Rdrg109 renamed this task from Unexpected behavior in federated queries in WDQS to Unexpected behavior in federated queries with LinguaLibre in WDQS.Jan 20 2022, 6:20 AM

Tried to debug this a bit and I believe the problem is on the lingualibre side. I suspect a weird bug happening because of the query length.
Query that passes: https://people.wikimedia.org/~dcausse/T299290-ok.sparql
Query that fails: https://people.wikimedia.org/~dcausse/T299290-bad.sparql
Difference is just one empty space.
Command to run this manually is: curl -X POST -H"Accept: application/sparql-results+xml" --data-urlencode query@T299290-bad.sparql -data-urlencode "queryId=de249fca-8362-11ec-a8a3-0242ac120002" https://lingualibre.org/sparql

Happy to help if LinguaLibre maintainers can obtain some server logs.
Untagging WDQS as there's not much we can do on our side.
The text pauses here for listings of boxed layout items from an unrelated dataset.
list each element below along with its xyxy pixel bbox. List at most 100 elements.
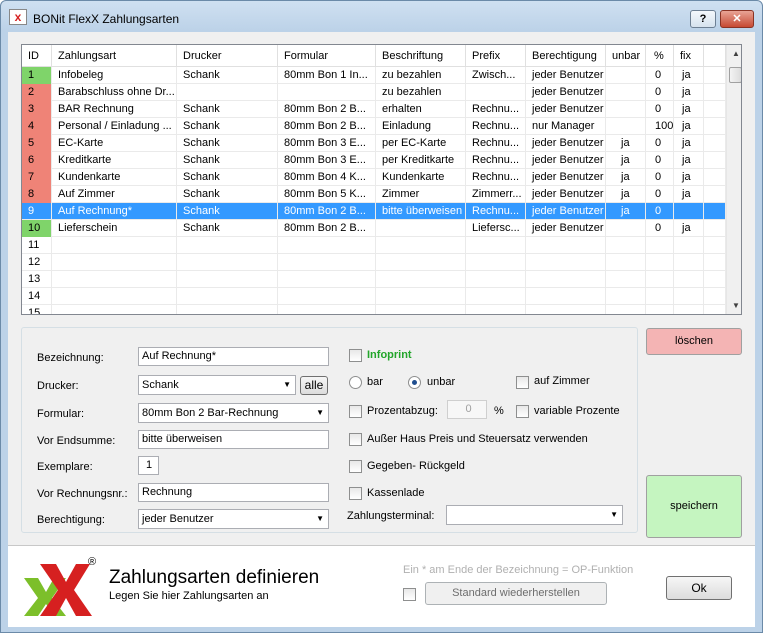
unbar-radio[interactable] <box>408 376 421 389</box>
drucker-select[interactable]: Schank ▼ <box>138 375 296 395</box>
column-header-unbar[interactable]: unbar <box>606 45 646 67</box>
cell-fix: ja <box>674 84 704 101</box>
infoprint-checkbox[interactable] <box>349 349 362 362</box>
chevron-down-icon: ▼ <box>316 514 324 523</box>
table-row[interactable]: 7 Kundenkarte Schank 80mm Bon 4 K... Kundenk… <box>22 169 726 186</box>
auf-zimmer-checkbox[interactable] <box>516 376 529 389</box>
table-row[interactable]: 15 <box>22 305 726 314</box>
column-header-berechtigung[interactable]: Berechtigung <box>526 45 606 67</box>
table-row[interactable]: 8 Auf Zimmer Schank 80mm Bon 5 K... Zimmer Zi… <box>22 186 726 203</box>
cell-prefix <box>466 237 526 254</box>
table-row[interactable]: 12 <box>22 254 726 271</box>
help-button[interactable]: ? <box>690 10 716 28</box>
exemplare-input[interactable]: 1 <box>138 456 159 475</box>
cell-drucker <box>177 288 278 305</box>
zahlungsterminal-label: Zahlungsterminal: <box>347 510 435 522</box>
cell-fix: ja <box>674 220 704 237</box>
column-header-formular[interactable]: Formular <box>278 45 376 67</box>
cell-id: 13 <box>22 271 52 288</box>
cell-beschriftung: zu bezahlen <box>376 84 466 101</box>
payment-types-table[interactable]: ID Zahlungsart Drucker Formular Beschrif… <box>21 44 742 315</box>
table-row[interactable]: 10 Lieferschein Schank 80mm Bon 2 B... Liefe… <box>22 220 726 237</box>
cell-unbar <box>606 67 646 84</box>
table-row[interactable]: 6 Kreditkarte Schank 80mm Bon 3 E... per Kre… <box>22 152 726 169</box>
bezeichnung-input[interactable]: Auf Rechnung* <box>138 347 329 366</box>
table-row[interactable]: 3 BAR Rechnung Schank 80mm Bon 2 B... erhalt… <box>22 101 726 118</box>
cell-beschriftung: zu bezahlen <box>376 67 466 84</box>
cell-zahlungsart <box>52 271 177 288</box>
cell-spacer <box>704 169 726 186</box>
chevron-down-icon: ▼ <box>610 510 618 519</box>
cell-id: 1 <box>22 67 52 84</box>
bar-label: bar <box>367 376 383 388</box>
cell-zahlungsart: Infobeleg <box>52 67 177 84</box>
standard-checkbox[interactable] <box>403 588 416 601</box>
vor-endsumme-label: Vor Endsumme: <box>37 435 116 447</box>
cell-fix: ja <box>674 152 704 169</box>
table-row[interactable]: 4 Personal / Einladung ... Schank 80mm Bon … <box>22 118 726 135</box>
loeschen-button[interactable]: löschen <box>646 328 742 355</box>
variable-prozente-checkbox[interactable] <box>516 405 529 418</box>
formular-select[interactable]: 80mm Bon 2 Bar-Rechnung ▼ <box>138 403 329 423</box>
cell-id: 9 <box>22 203 52 220</box>
ok-button[interactable]: Ok <box>666 576 732 600</box>
cell-formular: 80mm Bon 1 In... <box>278 67 376 84</box>
column-header-prefix[interactable]: Prefix <box>466 45 526 67</box>
cell-beschriftung: bitte überweisen <box>376 203 466 220</box>
cell-drucker <box>177 84 278 101</box>
table-row[interactable]: 11 <box>22 237 726 254</box>
cell-drucker: Schank <box>177 152 278 169</box>
cell-berechtigung <box>526 271 606 288</box>
table-row[interactable]: 14 <box>22 288 726 305</box>
window-title: BONit FlexX Zahlungsarten <box>33 12 180 26</box>
cell-spacer <box>704 135 726 152</box>
app-logo-icon: x <box>9 9 27 25</box>
cell-prefix: Rechnu... <box>466 152 526 169</box>
cell-drucker <box>177 305 278 314</box>
kassenlade-checkbox[interactable] <box>349 487 362 500</box>
cell-spacer <box>704 203 726 220</box>
table-row[interactable]: 13 <box>22 271 726 288</box>
vor-rechnungsnr-input[interactable]: Rechnung <box>138 483 329 502</box>
close-button[interactable]: ✕ <box>720 10 754 28</box>
cell-spacer <box>704 271 726 288</box>
cell-berechtigung: jeder Benutzer <box>526 67 606 84</box>
cell-id: 8 <box>22 186 52 203</box>
bar-radio[interactable] <box>349 376 362 389</box>
infoprint-label: Infoprint <box>367 349 412 361</box>
column-header-percent[interactable]: % <box>646 45 674 67</box>
rueckgeld-checkbox[interactable] <box>349 460 362 473</box>
cell-berechtigung <box>526 254 606 271</box>
table-row[interactable]: 5 EC-Karte Schank 80mm Bon 3 E... per EC-Kar… <box>22 135 726 152</box>
alle-button[interactable]: alle <box>300 376 328 395</box>
speichern-button[interactable]: speichern <box>646 475 742 538</box>
scroll-thumb[interactable] <box>729 67 741 83</box>
cell-formular: 80mm Bon 2 B... <box>278 203 376 220</box>
scroll-down-icon[interactable]: ▼ <box>732 301 740 310</box>
berechtigung-select[interactable]: jeder Benutzer ▼ <box>138 509 329 529</box>
table-row[interactable]: 9 Auf Rechnung* Schank 80mm Bon 2 B... bitte… <box>22 203 726 220</box>
cell-prefix <box>466 288 526 305</box>
standard-wiederherstellen-button[interactable]: Standard wiederherstellen <box>425 582 607 605</box>
table-row[interactable]: 1 Infobeleg Schank 80mm Bon 1 In... zu bezah… <box>22 67 726 84</box>
prozentabzug-checkbox[interactable] <box>349 405 362 418</box>
table-scrollbar[interactable]: ▲ ▼ <box>726 45 741 314</box>
chevron-down-icon: ▼ <box>316 408 324 417</box>
column-header-drucker[interactable]: Drucker <box>177 45 278 67</box>
column-header-id[interactable]: ID <box>22 45 52 67</box>
cell-prefix <box>466 254 526 271</box>
cell-berechtigung <box>526 305 606 314</box>
prozentabzug-input[interactable]: 0 <box>447 400 487 419</box>
vor-endsumme-input[interactable]: bitte überweisen <box>138 430 329 449</box>
rueckgeld-label: Gegeben- Rückgeld <box>367 460 465 472</box>
vor-rechnungsnr-label: Vor Rechnungsnr.: <box>37 488 128 500</box>
zahlungsterminal-select[interactable]: ▼ <box>446 505 623 525</box>
column-header-zahlungsart[interactable]: Zahlungsart <box>52 45 177 67</box>
scroll-up-icon[interactable]: ▲ <box>732 49 740 58</box>
cell-percent: 0 <box>646 169 674 186</box>
cell-spacer <box>704 101 726 118</box>
table-row[interactable]: 2 Barabschluss ohne Dr... zu bezahlen jeder… <box>22 84 726 101</box>
column-header-fix[interactable]: fix <box>674 45 704 67</box>
column-header-beschriftung[interactable]: Beschriftung <box>376 45 466 67</box>
ausser-haus-checkbox[interactable] <box>349 433 362 446</box>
Yes. I noticed similar bug. A query succeed or fails depending on the presence of a space character. Really weird.
Now I know there is an issue I will collect the sparql query here. Thanks for this investigation.

Yug triaged this task as Medium priority.Jul 6 2022, 10:53 AM
Yug moved this task from Backlog to Bots and data management on the Lingua-Libre-Legacy board.